The most obvious ankle movement in the squat is dorsiflexion (the ability to point toes to the ceiling). As weight is lowered during the concentric phase of the squat it is essential to have the ability to allow the ankle to move into loaded dorsiflexion as the tibia translates forward over the forefoot. If the ankle does not have the range of motion to allow for loaded dorsiflexion, there is a tendency for several compensatory movements to occur, all of which are ‘no no’s’ in squat biomechanics. The first is a heel lift. A solid base to support your weight (and the bar) is essential to reduce compensatory stability movements which could lead to injury. Another compensatory movement is pronation of the feet which translates up the biomechanical chain and causes internal hip rotation and hip abduction causing a valgus collapse of the knee. The knee joint is a simple hinge joint that is not designed to take a lot of valgus (or varus) strain. As such, there is an increased propensity to knee injury should ankle mobility be restricted. Further, with decreased ankle dorsiflexion, there is increased forward lean in the deepest portion of the squat which can, in turn, compromise the lower back when lower back extension is lost.

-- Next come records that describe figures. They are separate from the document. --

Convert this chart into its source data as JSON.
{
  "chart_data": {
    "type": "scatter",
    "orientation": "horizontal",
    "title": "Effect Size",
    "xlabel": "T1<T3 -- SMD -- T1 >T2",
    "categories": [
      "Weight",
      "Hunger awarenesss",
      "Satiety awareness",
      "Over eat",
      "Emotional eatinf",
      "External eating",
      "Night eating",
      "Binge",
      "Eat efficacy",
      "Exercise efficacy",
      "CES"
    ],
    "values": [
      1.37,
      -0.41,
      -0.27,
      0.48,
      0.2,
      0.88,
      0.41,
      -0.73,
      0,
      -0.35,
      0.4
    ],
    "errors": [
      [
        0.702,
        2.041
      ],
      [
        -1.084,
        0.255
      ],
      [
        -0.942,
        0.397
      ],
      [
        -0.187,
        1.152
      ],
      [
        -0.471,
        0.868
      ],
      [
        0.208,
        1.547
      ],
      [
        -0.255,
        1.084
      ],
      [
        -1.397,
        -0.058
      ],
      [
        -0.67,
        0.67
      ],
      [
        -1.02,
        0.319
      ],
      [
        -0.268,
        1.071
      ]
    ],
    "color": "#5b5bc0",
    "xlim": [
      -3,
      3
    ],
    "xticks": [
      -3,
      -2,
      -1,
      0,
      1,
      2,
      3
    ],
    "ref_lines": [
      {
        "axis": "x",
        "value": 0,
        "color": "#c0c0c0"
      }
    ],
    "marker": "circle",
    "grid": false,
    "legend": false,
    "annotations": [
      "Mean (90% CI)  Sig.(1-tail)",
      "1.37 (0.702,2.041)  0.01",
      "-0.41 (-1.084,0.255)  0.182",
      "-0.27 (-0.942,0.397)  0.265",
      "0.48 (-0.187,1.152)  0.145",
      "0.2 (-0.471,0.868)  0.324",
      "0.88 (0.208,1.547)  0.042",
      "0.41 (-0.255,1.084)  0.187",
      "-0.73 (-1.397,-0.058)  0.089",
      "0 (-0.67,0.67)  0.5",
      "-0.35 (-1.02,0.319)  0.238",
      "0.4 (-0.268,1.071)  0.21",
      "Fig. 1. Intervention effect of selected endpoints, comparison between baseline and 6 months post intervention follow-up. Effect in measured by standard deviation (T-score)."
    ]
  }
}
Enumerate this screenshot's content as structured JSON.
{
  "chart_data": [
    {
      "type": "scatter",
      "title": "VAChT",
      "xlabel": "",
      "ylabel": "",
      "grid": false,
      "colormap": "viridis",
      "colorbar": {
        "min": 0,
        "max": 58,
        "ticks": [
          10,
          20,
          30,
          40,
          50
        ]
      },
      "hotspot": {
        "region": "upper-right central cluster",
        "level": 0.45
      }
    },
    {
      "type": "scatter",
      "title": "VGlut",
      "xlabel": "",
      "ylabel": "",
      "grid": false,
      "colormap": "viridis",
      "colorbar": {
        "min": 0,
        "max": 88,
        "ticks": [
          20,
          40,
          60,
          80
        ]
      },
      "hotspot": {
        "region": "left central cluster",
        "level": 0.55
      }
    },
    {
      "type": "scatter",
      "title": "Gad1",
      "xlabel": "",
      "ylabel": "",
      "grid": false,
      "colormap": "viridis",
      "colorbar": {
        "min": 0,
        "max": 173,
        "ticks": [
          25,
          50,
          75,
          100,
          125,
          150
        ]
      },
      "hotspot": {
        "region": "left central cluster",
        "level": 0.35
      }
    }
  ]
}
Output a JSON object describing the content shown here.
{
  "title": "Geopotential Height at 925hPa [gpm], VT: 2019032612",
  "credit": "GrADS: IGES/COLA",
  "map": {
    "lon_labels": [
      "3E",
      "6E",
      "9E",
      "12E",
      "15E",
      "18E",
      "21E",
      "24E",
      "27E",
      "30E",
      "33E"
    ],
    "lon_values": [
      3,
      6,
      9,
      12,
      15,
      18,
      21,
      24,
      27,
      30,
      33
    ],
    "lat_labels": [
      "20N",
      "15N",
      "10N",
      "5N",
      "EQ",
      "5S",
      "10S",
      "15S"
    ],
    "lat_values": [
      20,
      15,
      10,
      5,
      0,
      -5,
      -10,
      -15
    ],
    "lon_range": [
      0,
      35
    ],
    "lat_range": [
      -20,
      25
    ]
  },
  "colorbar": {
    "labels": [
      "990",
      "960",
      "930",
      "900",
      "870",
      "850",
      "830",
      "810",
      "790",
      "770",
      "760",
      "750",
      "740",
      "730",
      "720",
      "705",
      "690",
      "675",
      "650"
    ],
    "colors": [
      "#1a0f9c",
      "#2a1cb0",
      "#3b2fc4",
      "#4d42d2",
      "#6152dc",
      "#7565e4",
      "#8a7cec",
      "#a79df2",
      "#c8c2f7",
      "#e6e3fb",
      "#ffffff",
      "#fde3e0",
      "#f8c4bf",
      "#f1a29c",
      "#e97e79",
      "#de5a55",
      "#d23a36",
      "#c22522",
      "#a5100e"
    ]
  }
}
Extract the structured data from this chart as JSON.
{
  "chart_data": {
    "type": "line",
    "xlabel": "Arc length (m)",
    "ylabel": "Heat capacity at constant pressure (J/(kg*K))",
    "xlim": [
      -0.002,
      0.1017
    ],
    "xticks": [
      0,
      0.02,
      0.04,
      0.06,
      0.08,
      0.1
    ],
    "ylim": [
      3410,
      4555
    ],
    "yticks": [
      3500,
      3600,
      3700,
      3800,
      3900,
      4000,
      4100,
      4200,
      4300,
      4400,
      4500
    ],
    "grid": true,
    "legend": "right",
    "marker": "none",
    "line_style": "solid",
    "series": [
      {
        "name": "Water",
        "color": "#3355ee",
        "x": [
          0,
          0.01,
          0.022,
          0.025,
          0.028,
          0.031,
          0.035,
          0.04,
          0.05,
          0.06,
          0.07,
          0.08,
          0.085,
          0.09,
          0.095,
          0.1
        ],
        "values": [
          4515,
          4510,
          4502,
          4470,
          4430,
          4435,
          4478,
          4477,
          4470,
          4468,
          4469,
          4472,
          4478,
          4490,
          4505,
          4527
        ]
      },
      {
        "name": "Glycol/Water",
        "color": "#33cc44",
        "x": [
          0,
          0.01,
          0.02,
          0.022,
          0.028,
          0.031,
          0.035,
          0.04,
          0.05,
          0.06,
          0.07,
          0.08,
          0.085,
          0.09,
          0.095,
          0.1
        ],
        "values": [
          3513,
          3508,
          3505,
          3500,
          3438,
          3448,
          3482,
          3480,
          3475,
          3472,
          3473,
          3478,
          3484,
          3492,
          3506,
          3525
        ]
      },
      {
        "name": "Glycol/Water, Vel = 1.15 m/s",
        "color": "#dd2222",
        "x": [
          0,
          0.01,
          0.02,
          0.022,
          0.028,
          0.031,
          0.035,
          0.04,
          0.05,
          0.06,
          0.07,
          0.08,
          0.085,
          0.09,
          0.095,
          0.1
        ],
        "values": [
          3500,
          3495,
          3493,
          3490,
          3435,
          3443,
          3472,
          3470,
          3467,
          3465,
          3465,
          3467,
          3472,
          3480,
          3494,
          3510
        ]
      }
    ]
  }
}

Restrictions in ankle range of motion can be a result of tight lower leg musculature which could include the soleus, posterior tibilais, flexor hallicus longis, flexor digitorum long and anterior tibilais. The following three exercises can improve range of motion by decreasing the tightness in muscles of the lower limb that influence ankle mobility.
- Unloaded Goblet Squat - Position in a sumo stance and place your palm of your hands together at chest level. Enter a deep squat and place your elbows on the inside of each of your quad (vastus medialis). If positioned properly your forearms should be almost parallel to the floor. Hold the position for at least 20 seconds.
- Modified Calf Stretch - Place your toes of one foot on a wall with your heel on floor. Toes should be in extension. While keeping your foot angled up the wall, move your knee cap toward the wall aiming over your 2nd toe. The heel should NOT come off the floor. Hold the position for at least 20 seconds on both legs.
- Unilateral Eccentric Heel Lowering - Standing on the ball of one foot on the edge of a step with the foot parallel to the floor, slowly lower the heel to end of range. Slide the foot from the end of range to the step below it as to not go back into plantar flexion. Doing this movement for 1 minute will be helpful to improve functional mobility. Repeat with the other foot.
With the inclusion of these three mobility exercises, you will improve foot mobilization into dorsiflexion and ultimately decrease biomechanical compensation in your squat. This will not only lead to better squat biomechanics but also decrease your propensity to injury.